Red Hog: This Little Piggy Went to Market
A couple who by all standards have succeeded immensely in creating the best bread in Louisville inevitably confronts “Where do we go from here?” Not content to rest on their laurels, Bob Hancock and Kit Garrett have answered that challenge by creating Red Hog Butcher Shop and Café, located just a few blocks west of their 18-year success at Blue Dog Bakery and Café.
The Kentucky-born couple is a unique combination of taste and talent. Both are well informed and diligent in their research, with the grit and vision to raise their own hogs and guinea hens while reimagining an old-fashioned butcher shop and café featuring artisan cured meats.
Kit’s the unflappable, calm, steady one. Bob is daring, fiercely stubborn and unflinching in his quest for perfection. His treatise, engineered by instinct, trial and error, is that there are some things in life you simply need to know, and one of the most important is where the food you eat comes from, especially the meat.
The restaurant business came naturally to them, though they admit that neither cares much about eating. Bob enrolled in culinary school in Spokane in the early 1990s when Kit took a job there as historic preservation officer for the city. The couple opened Fugazzi, their first restaurant, in 1993, but within a few years they were longing to return home to Kentucky.
Red Hog, at the corner of Frankfort and Franck, is no ordinary butcher shop and restaurant. A repurposed old gas station and garage, the place didn’t open until it was good and ready, buffed and polished to the couple’s expectations. The back of the house boasts a large, walk-in Italian-made curing room with hanging meats. The cinder-block walls of the café are the color of Red Wattle pigs and the tables are made of butcher blocks.
The retail shop features pork the couple raise in Oldham County, as well as poultry, beef, lamb, bison and additional pork sourced from local farmers committed to raising their animals to the highest of standards. Precisely trimmed quality cuts of the meat are sold by weight. Almost nothing goes to waste: pigs ears to tail, snout to rump, bones to broth.

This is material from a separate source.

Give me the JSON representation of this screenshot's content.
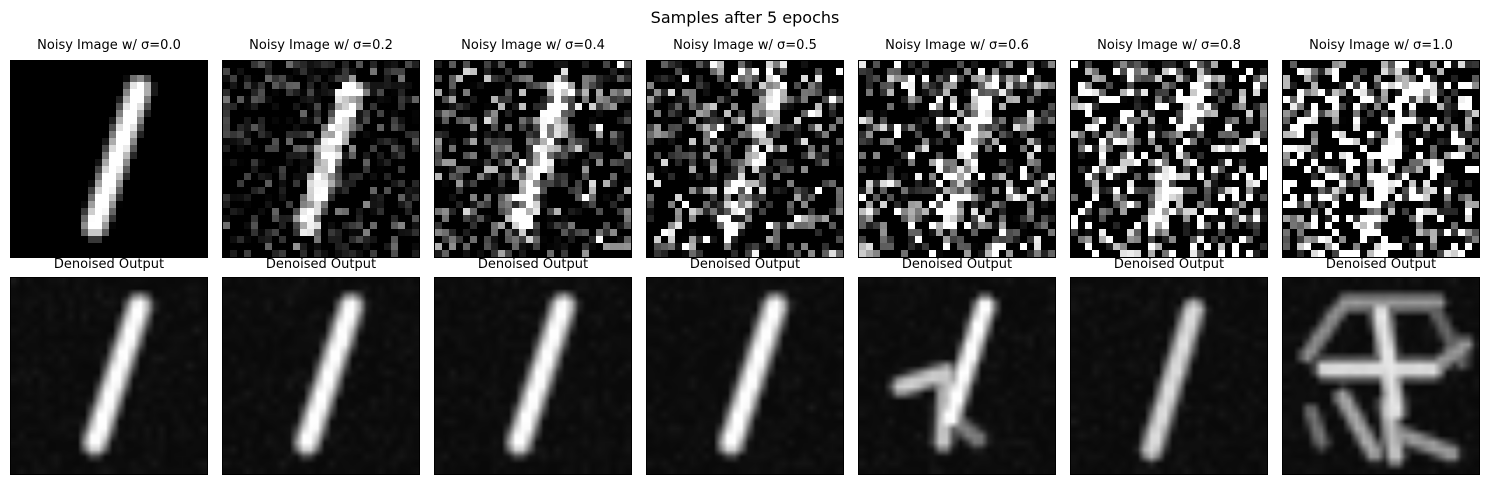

There’s masterfully prepared Red Hog andouille, country pâté, Polish sausage, Braunschweiger, rotisserie chicken, soppressata, mortadella, smoked jowl, pancetta and, of course, bacon. Shelves are also lined with pickles, cheeses, butter and other assorted locally produced and Red Hog signature items, including, of course, fresh bread from Blue Dog. A special sandwich of the day is offered around 11:30am and sells out quickly.
On the eat-in food and drink side, open only in the evening, the chalkboard menu changes daily. Small-plate sandwiches, pizzas, cold plates, wine, craft beers and signature cocktails are among the regular options but on any given day, there are tacos, tartare and other delicious offerings.
Staff knowledge runs deep in both venues as butchers and servers are crosstrained. Kit says, “Duncan Paynter did much of the comparable study of meat markets in other regions and helped us design the ultimate meat production facility. Jay Denham, who has been pursuing pork for years, worked with Duncan to assemble our amazing team of knowledgeable butchers, who not only know how to cut meat but enjoy telling customers how to cook it for maximum enjoyment; and then there is kitchen manager Zack Leezer and our Guatemalan team who raise the bar on all standards.”
Bob and Kit’s credo is “local, sustainable and humane.” Essential to them, as yeast is to dough, is to raise animals the way they exist in nature, to ensure they are treated as humanely as possible as they graze and forage and as they are transported from the field to the abattoir.
Bob, whose introduction to butchering homegrown meat took place as a child at his grandfather’s tenant farm in Trigg County, urges consumers to learn about the origins of the meat they eat.
“All of our meat comes from local farms committed to sustainable, humane and all-natural farming practices,” he says. “The bottom line is to produce ethically raised meat. It is important to know that the animals have had contented, well-fed and properly cared-for lives. Red Hog receives animals fresh from carefully monitored local slaughterhouses that serve small producers. Whole or quartered animals come in the back door, and are carved into pieces on nearby tables and held, cured, or dry-aged to USDA specifications.”
Kit acknowledges the higher-quality cuts of meat at Red Hog are pricier, but suggests it may not be such a bad thing to eat a little less, but better, meat where one can savor the difference in taste of naturally raised animals.
Mark Williams, local chef and southern regional governor of Slow Food USA as well as a director of the National Livestock Conservancy, says “Both Blue Dog and Red Hog are real gifts to our community. Bob and Kit are two of Louisville’s unarguably great locavores.
“Knowledgeable consumers are rightfully suspicious of mass-produced meat. A strong local food economy is an important step in taking back our food supply from factory farms. Buying meat that has been raised by local farmers is one of the best choices we can make. It just makes good sense, when we do eat meat, to choose the best.”
Seemingly indefatigable and totally committed, Bob and Kit share a fierce determination to offer consumers that very best, be it bread or bacon.